Peter Cornish, director of customer offer at NS&I, says it reviews the premium bond prize draw each month to ensure it “balances the interests of savers, the taxpayer and the stability of the wider financial services market”.
In March, NS&I cut its prize rate from 1.8% to 1% in response to the Bank of England cutting the base rate to just 0.5%.
Cornish adds: “Premium nonds are hugely popular with our customers and we know that winning prizes frequently is particularly important to them.”
What are premium bonds?
Premium bonds are offered by National Savings & Investments (NS&I) and are open to investment from anyone aged 16 or over. You can, however, buy premium bonds on behalf of your children or grandchildren.

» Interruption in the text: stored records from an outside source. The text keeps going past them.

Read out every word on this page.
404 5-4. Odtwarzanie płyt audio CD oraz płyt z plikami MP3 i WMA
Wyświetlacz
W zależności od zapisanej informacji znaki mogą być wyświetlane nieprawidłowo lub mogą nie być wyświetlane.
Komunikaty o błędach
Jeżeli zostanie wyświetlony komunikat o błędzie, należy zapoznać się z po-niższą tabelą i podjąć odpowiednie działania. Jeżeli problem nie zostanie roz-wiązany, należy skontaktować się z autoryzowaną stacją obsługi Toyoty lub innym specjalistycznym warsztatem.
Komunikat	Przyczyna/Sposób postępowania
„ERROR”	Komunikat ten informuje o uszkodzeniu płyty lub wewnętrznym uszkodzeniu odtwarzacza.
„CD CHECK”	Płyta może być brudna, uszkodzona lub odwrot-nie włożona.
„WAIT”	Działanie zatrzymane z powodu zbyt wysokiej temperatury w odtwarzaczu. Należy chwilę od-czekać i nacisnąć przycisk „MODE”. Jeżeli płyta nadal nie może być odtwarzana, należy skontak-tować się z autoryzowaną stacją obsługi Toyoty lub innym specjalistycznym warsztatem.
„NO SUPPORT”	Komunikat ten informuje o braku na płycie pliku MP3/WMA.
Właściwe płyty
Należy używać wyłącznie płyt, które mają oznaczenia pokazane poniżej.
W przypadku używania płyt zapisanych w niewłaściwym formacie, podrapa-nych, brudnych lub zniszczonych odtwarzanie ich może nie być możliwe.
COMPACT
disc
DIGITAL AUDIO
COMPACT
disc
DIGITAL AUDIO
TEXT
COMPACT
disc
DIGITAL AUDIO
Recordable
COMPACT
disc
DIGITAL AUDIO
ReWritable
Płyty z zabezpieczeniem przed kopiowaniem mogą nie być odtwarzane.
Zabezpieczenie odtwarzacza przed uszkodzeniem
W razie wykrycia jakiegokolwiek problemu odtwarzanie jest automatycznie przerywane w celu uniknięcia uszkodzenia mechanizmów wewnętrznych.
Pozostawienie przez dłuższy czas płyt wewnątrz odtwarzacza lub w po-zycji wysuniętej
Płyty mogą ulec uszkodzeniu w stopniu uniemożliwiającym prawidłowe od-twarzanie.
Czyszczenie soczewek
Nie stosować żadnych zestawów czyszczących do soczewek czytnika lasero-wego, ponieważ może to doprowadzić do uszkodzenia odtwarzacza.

You'll need at least £100 to invest in premium bonds (or £50 if you buy by monthly standing order), and the maximum investment is £30,000.
Although you won't earn any interest on your capital, every month NS&I holds a prize draw with a £1 million jackpot and one million tax-free prizes. Clearly, the more bonds you hold the more chance you have of winning.

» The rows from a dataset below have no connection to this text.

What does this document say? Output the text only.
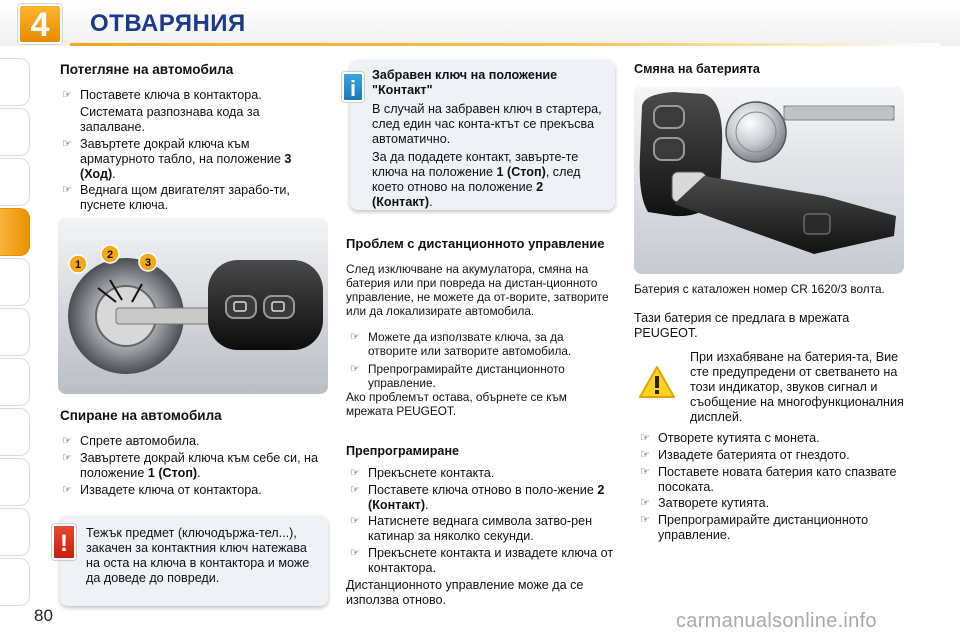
4	ОТВАРЯНИЯ
Потегляне на автомобила
☞ Поставете ключа в контактора.
Системата разпознава кода за запалване.
☞ Завъртете докрай ключа към арматурното табло, на положение 3 (Ход).
☞ Веднага щом двигателят зарабо-ти, пуснете ключа.
1
2
3
Спиране на автомобила
☞ Спрете автомобила.
☞ Завъртете докрай ключа към себе си, на положение 1 (Стоп).
☞ Извадете ключа от контактора.
Тежък предмет (ключодържа-тел...), закачен за контактния ключ натежава на оста на ключа в контактора и може да доведе до повреди.
!
Забравен ключ на положение "Контакт"
В случай на забравен ключ в стартера, след един час конта-ктът се прекъсва автоматично.
За да подадете контакт, завърте-те ключа на положение 1 (Стоп), след което отново на положение 2 (Контакт).
i
Проблем с дистанционното управление
След изключване на акумулатора, смяна на батерия или при повреда на дистан-ционното управление, не можете да от-ворите, затворите или да локализирате автомобила.
☞ Можете да използвате ключа, за да отворите или затворите автомобила.
☞ Препрограмирайте дистанционното управление.
Ако проблемът остава, обърнете се към мрежата PEUGEOT.
Препрограмиране
☞ Прекъснете контакта.
☞ Поставете ключа отново в поло-жение 2 (Контакт).
☞ Натиснете веднага символа затво-рен катинар за няколко секунди.
☞ Прекъснете контакта и извадете ключа от контактора.
Дистанционното управление може да се използва отново.
Смяна на батерията
Батерия с каталожен номер CR 1620/3 волта.
Тази батерия се предлага в мрежата PEUGEOT.
При изхабяване на батерия-та, Вие сте предупредени от светването на този индикатор, звуков сигнал и съобщение на многофункционалния дисплей.
☞ Отворете кутията с монета.
☞ Извадете батерията от гнездото.
☞ Поставете новата батерия като спазвате посоката.
☞ Затворете кутията.
☞ Препрограмирайте дистанционното управление.
80	carmanualsonline.info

By investing your money with NS&I you'll benefit from the government's 100% protection guarantee. Around 23 million people hold premium bonds worth a collective £26 billion.
NS&I describes premium bonds as "a fun, yet serious way of saving, combining the chance of winning tax-free prizes with the peace of mind that comes from knowing your capital is 100% secure".
You can cash in your bonds at any time.
A form of National Savings Certificate, premium bonds are effectively gilt-edged securities: you loan your money to the government and, in return, it pays you for the privilege with a guarantee it will return your capital at a specified date. Where premium bonds differ is that the interest payments (currently 1.5%) are pooled and paid out as prize money and you can get your cash back within a fortnight, with no risk. Launched by Chancellor of the Exchequer Harold Macmillan in his 1956 Budget, every single £1 unit has the same chance of winning and in May 2011, 1,772,482 winners (from a total draw of 42,539,589,993 eligible bond numbers) shared £53,174,500. The odds of winning are 24,000 to 1 and the maximum holding is £30,000 per person but it remains the only punt in which you can perpetually recycle your stake money.
Also referred to as the bank rate or the minimum lending rate, the Bank of England base rate is the lowest rate the Bank uses to discount bills of exchange. This affects consumers as it is used by mainstream lenders and banks as the basis for calculating interest rates on mortgages, loans and savings.